Silva is a CMS for organizations that manage multiple or complex Web sites. Content is stored in clean XML, independent of layout and presentation. Features include versioning, a workflow system, an integral visual editor, content reuse, sophisticated access control, multi-site management, extensive import/export facilities, fine-grained templating, and hi-res image storage and manipulation. Silva is built on top of the Zope Web application platform.
Pysite is a tool written in Python to generate Web sites based on the contents of files in a given directory tree. It crawls through a specified directory tree looking for files matching certain configurable patterns (like intro, title-fr, and this-is-another-page-body), building up an output Web page for each set of files found. It features valid XHTML output, support for multiple language output, simple hierarchical templates (just put a template in a directory and it will be used for all subdirectories), and basic plaintext to XHTML conversion.

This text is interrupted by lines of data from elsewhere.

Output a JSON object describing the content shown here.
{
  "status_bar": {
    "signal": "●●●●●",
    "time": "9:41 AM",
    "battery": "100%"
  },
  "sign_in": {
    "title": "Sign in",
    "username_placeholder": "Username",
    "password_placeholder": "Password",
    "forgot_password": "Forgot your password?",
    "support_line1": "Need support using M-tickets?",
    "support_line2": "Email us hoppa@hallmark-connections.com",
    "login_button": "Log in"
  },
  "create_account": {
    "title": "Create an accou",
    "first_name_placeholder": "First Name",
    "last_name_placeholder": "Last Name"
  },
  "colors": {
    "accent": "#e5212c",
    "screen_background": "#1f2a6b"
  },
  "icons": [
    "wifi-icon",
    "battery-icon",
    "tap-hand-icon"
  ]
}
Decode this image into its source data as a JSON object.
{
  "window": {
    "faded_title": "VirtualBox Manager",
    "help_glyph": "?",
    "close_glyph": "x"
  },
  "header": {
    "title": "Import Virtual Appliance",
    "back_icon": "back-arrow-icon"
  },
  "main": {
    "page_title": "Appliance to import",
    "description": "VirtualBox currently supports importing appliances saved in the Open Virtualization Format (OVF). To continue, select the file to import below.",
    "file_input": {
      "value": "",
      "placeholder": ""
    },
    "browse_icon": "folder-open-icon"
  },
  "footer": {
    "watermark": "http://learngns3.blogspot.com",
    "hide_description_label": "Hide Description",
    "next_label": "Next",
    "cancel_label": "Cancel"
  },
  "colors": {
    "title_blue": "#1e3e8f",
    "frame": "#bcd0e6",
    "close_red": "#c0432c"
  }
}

PyHtmlTable is a class for Python CGIs to generate HTML tables on the fly. It allows you to set individual row and cell attributes via arbitrary dictionaries, and span rows and columns. It autogrows the table if cells are set outside its initial range. It allows dynamic insertion of new rows and columns anywhere in the table, and allows bulk population of table data via arrays to arbitrary locations in the table. It also provides default cell attributes for tablewide uniformity and the ability to override these on a cell-by-cell basis. PyHtmlTable is intended to be a functional equivalent to Table.pm or Table.php.